Depois de despejar aquele tanto de coisa sobre mim, Leandra pegou a garrafa de cerveja da minha mão e colocou na mesa de centro. Pacientemente esperou até que eu parasse de rir feito uma louca, o que demorou bastante. Meu cérebro continuava repetindo as palavras dela na minha cabeça, seguida pela atitude que Luana teve de me beijar fora de nossos respectivos personagens. Mas nada daquilo fazia sentido para mim, afinal de contas quando eu sugeri que ela tinha algum interesse, senti que poderia ter sido morta só pelo jeito em que ela me olhou. Sem contar toda a implicância. Que tipo de interesse era aquele, que ao invés de chegar em mim como uma pessoa normal, Luana preferia agir como um garotinho do jardim de infância?
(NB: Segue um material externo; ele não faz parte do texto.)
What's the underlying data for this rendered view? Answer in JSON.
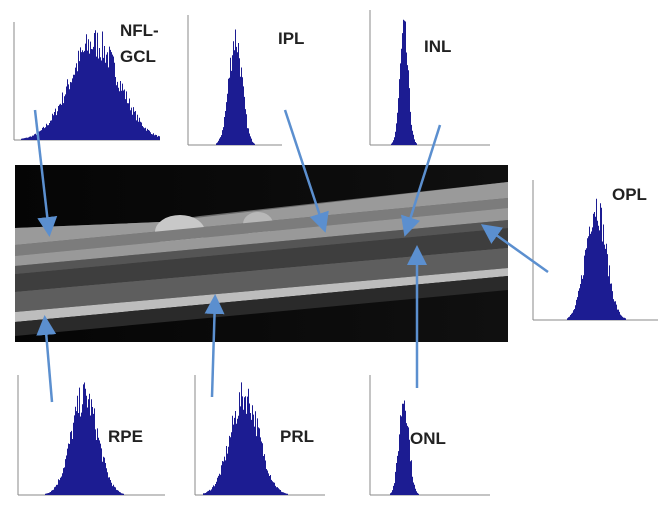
{
  "panels": [
    {
      "label": "NFL-GCL"
    },
    {
      "label": "IPL"
    },
    {
      "label": "INL"
    },
    {
      "label": "OPL"
    },
    {
      "label": "RPE"
    },
    {
      "label": "PRL"
    },
    {
      "label": "ONL"
    }
  ]
}
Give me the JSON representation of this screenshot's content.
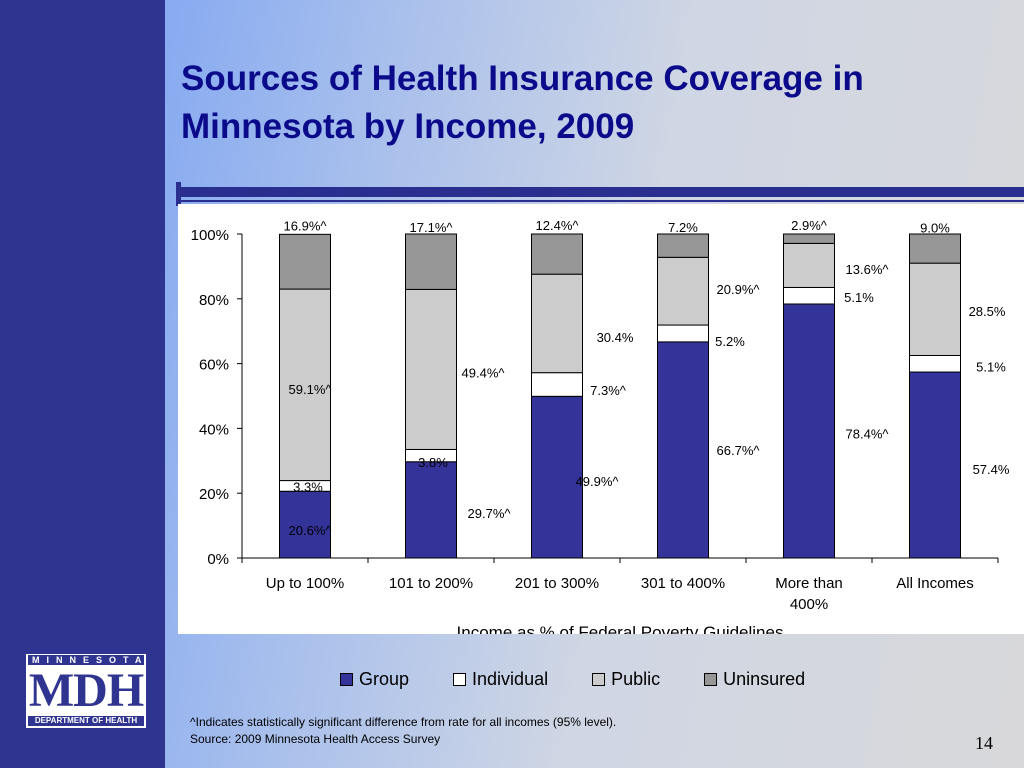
{
  "slide": {
    "title": "Sources of Health Insurance Coverage in Minnesota by Income, 2009",
    "footnote_line1": "^Indicates statistically significant difference from rate for all incomes (95% level).",
    "footnote_line2": "Source: 2009 Minnesota Health Access Survey",
    "page_number": "14",
    "logo": {
      "top": "MINNESOTA",
      "main": "MDH",
      "bottom": "DEPARTMENT OF HEALTH"
    }
  },
  "chart_data": {
    "type": "bar",
    "stacked": true,
    "xlabel": "Income as % of Federal Poverty Guidelines",
    "ylabel": "",
    "ylim": [
      0,
      100
    ],
    "yticks": [
      "0%",
      "20%",
      "40%",
      "60%",
      "80%",
      "100%"
    ],
    "categories": [
      [
        "Up to 100%"
      ],
      [
        "101 to 200%"
      ],
      [
        "201 to 300%"
      ],
      [
        "301 to 400%"
      ],
      [
        "More than",
        "400%"
      ],
      [
        "All Incomes"
      ]
    ],
    "series": [
      {
        "name": "Group",
        "color": "#333399",
        "values": [
          20.6,
          29.7,
          49.9,
          66.7,
          78.4,
          57.4
        ],
        "labels": [
          "20.6%^",
          "29.7%^",
          "49.9%^",
          "66.7%^",
          "78.4%^",
          "57.4%"
        ]
      },
      {
        "name": "Individual",
        "color": "#ffffff",
        "values": [
          3.3,
          3.8,
          7.3,
          5.2,
          5.1,
          5.1
        ],
        "labels": [
          "3.3%",
          "3.8%",
          "7.3%^",
          "5.2%",
          "5.1%",
          "5.1%"
        ]
      },
      {
        "name": "Public",
        "color": "#cccccc",
        "values": [
          59.1,
          49.4,
          30.4,
          20.9,
          13.6,
          28.5
        ],
        "labels": [
          "59.1%^",
          "49.4%^",
          "30.4%",
          "20.9%^",
          "13.6%^",
          "28.5%"
        ]
      },
      {
        "name": "Uninsured",
        "color": "#969696",
        "values": [
          16.9,
          17.1,
          12.4,
          7.2,
          2.9,
          9.0
        ],
        "labels": [
          "16.9%^",
          "17.1%^",
          "12.4%^",
          "7.2%",
          "2.9%^",
          "9.0%"
        ]
      }
    ],
    "legend_position": "bottom",
    "grid": false
  }
}
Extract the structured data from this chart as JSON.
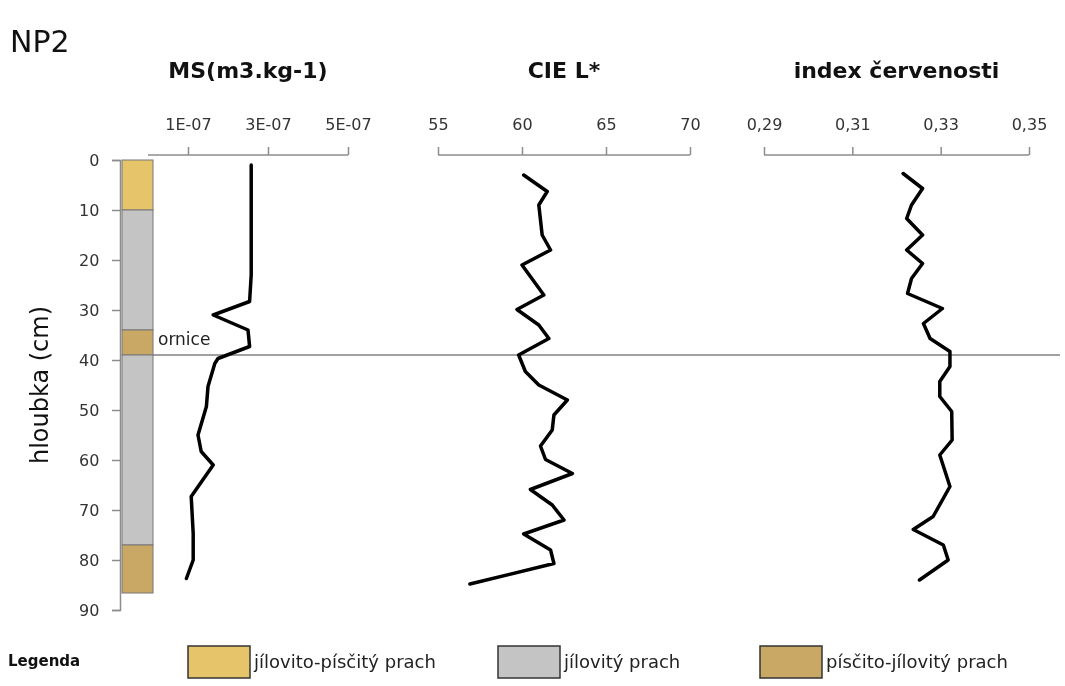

Quando finalmente consegui me recuperar, encarei minha amiga sem saber o que falar, mesmo sabendo que precisava dizer alguma coisa.

- Não sei o que fazer.

- Talvez você só deva deixar de tratar Luana como uma inimiga. - Não estou dizendo para se aprofundar nos aparentes sentimentos dela por você, mas quem sabe se você começar a tratar ela como um ser humano como todos os outros, talvez ela comece a ser um.

Lea ficou comigo por mais algum tempo, me deu alguns conselhos e foi embora. Era fato que, independente das suposições de César, eu teria de me desculpar com Luana. Considerando que ela era teimosa, eu teria um pouco de trabalho a convencê-la de que não sou tão rude quanto deixei transparecer. Resolvi ignorar qualquer coisa com relação a sentimentos, só de pensar em tentar dar uma chance a ela como mais do que uma possível amizade meu estômago embrulhava, então deixaria as coisas o mais simples possível. Usaria o que precisasse para convencê-la de que não estava querendo envergonhá-la, Faria o possível para começar a ser no mínimo educada com ela, e evitar o costumeiro deboche seria uma provação para mim, mas o faria. Só espero que eu não meta os pés pelas mãos novamente.